Não muito distante, preconcebia-se tal realidade quase exclusividade do gênero masculino; na recente conjuntura, porém, é notória e crescente a presença feminina em históricos delituosos.  Semelhantemente aos homens, as mulheres compartilham dos mesmos dramas, de degradantes condições prisionais e dos rigores da Lei.

Na conflitante relação mulheres / modelo patriarcal é importante elucidar aspectos históricos, questões subjacentes. O modelo concebe as mulheres subproduto da evolução da família e da sociedade privada. No artigo Mulheres: A Revolução Mais Longa, de Juliet Mitchell, tradução de Rodolfo Konder, August Bebel, discípulo de Engels, traça a visão programática desta opressão: Desde o início dos tempos, a opressão foi o destino comum da mulher e do operário. […] A mulher foi o primeiro ser humano que provou da escravidão, tendo sido um escravo antes de existir a escravidão.

Eduardo Galeano, em Memórias do Fogo, traz materialidades deste processo: Durante 20.000 anos, aproximadamente, as mulheres sentavam na proa da canoas e os homens na popa. As mulheres caçavam e pescavam. Saíam das aldeias e voltavam quando podiam ou queriam; os homens montavam as choças, preparavam a comida, mantinham acesas as fogueiras contra o frio, cuidavam dos filhos e curtiam as peles para servirem de abrigo. Assim era a vida dos nativos na Terra do Fogo.        Um dia, chegaram os invasores, armados de cruzes e espadas, falando de um deus todo poderoso que criou o homem a sua imagem e semelhança, e dava aos homens poderes para dominar a terra e tudo o que tivesse sobre ela.

A partir daí, os homens começaram a matar as mulheres… Somente as meninas recém-nascidas se salvaram. Enquanto elas cresciam, os assassinos lhes diziam e repetiam que servir aos homens era seu destino. Elas acreditaram. Também acreditaram suas filhas e as filhas de suas filhas.
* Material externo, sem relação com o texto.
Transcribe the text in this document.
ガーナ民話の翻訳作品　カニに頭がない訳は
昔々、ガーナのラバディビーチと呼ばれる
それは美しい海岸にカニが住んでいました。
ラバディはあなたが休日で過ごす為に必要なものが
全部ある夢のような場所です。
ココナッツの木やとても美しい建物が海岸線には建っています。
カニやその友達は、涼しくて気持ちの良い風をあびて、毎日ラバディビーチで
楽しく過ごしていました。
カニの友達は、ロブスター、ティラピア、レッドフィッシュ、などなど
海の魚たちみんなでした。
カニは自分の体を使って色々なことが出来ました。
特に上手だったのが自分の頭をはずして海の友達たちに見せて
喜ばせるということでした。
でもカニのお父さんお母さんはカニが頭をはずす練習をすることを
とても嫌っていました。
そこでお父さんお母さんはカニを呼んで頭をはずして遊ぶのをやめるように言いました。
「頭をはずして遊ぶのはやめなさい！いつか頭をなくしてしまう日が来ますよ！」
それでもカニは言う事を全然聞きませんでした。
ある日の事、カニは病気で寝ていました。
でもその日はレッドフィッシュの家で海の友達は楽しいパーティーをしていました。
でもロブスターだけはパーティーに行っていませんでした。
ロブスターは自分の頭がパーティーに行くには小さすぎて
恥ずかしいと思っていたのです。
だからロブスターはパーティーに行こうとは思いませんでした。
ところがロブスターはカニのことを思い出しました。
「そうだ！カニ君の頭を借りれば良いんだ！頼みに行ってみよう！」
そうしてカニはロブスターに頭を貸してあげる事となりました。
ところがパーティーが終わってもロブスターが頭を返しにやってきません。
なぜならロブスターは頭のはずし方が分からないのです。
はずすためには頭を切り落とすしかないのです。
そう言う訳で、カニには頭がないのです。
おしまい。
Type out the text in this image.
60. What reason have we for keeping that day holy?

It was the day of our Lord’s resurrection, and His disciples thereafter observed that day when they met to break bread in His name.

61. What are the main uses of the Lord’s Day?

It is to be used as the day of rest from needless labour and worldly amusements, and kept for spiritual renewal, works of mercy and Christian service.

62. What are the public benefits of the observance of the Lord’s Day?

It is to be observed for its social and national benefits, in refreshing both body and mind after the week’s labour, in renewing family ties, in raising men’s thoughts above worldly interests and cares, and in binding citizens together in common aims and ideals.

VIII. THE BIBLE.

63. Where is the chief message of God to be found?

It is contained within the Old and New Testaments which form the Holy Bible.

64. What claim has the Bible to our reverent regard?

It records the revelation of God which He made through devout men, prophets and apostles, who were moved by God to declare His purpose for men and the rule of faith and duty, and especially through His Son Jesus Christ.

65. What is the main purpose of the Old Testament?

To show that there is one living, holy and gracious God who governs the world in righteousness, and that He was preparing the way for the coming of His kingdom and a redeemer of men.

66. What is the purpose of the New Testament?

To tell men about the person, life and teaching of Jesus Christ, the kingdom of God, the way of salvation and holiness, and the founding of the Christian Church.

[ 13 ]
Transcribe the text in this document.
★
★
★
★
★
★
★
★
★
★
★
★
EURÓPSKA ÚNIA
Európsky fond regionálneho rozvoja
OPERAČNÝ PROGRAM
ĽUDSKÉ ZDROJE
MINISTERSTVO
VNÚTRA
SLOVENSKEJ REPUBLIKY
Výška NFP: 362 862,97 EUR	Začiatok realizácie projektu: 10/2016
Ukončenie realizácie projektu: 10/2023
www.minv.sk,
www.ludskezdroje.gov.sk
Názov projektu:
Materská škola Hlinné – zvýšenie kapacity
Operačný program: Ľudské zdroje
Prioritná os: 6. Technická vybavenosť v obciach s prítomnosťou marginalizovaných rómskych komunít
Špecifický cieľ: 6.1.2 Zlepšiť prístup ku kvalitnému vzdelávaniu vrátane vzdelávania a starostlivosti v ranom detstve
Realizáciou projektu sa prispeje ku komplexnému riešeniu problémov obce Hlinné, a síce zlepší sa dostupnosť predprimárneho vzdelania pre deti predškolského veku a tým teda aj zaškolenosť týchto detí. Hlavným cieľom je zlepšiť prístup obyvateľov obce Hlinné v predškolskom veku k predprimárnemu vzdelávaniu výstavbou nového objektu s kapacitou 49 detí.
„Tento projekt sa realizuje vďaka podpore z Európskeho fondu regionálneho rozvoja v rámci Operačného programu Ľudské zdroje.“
Em Marcas de Batom: Como o Movimento feminista evoluiu no Brasil e no Mundo, Frei Betto aponta paradigmas de opressão sobre a mulher através dos tempos: No Renascimento, bispos e teólogos defenderam que a mulher é “naturalmente” inferior ao homem, destinada a obedecer-lhe. Por isso, não podia exercer funções de poder, como o sacerdócio. Questionado se o escravo liberto poderia ser sacerdote, São Tomás de Aquino, meu confrade, respondeu que sim, pois o escravo é “socialmente inferior”, enquanto a mulher é “naturalmente inferior”.

Pitágoras, o filósofo grego, fortalece a misógina tribuna e presenteia o patriarcado com infeliz herança: Há um princípio bom que criou a luz, a ordem e o homem e um princípio mal que criou o caos, as trevas e a mulher.

A propósito do acervo milenar de opressão sobre as mulheres é pertinente investigar a base motivadora dos rompimentos às regras da servidão, do ‘bom comportamento’, da ‘virtude feminina’, do conjunto de influências e tendências a práticas delituosas.  E, na perspectiva de destrinchar zelosamente o imbricado arcabouço mulher/patriarcado, exponho desabafos de delitantes, condenadas não apenas de Justiça, mas de perversas condições socioeconômicas, na busca incessante por sobrevivência digna ou não. 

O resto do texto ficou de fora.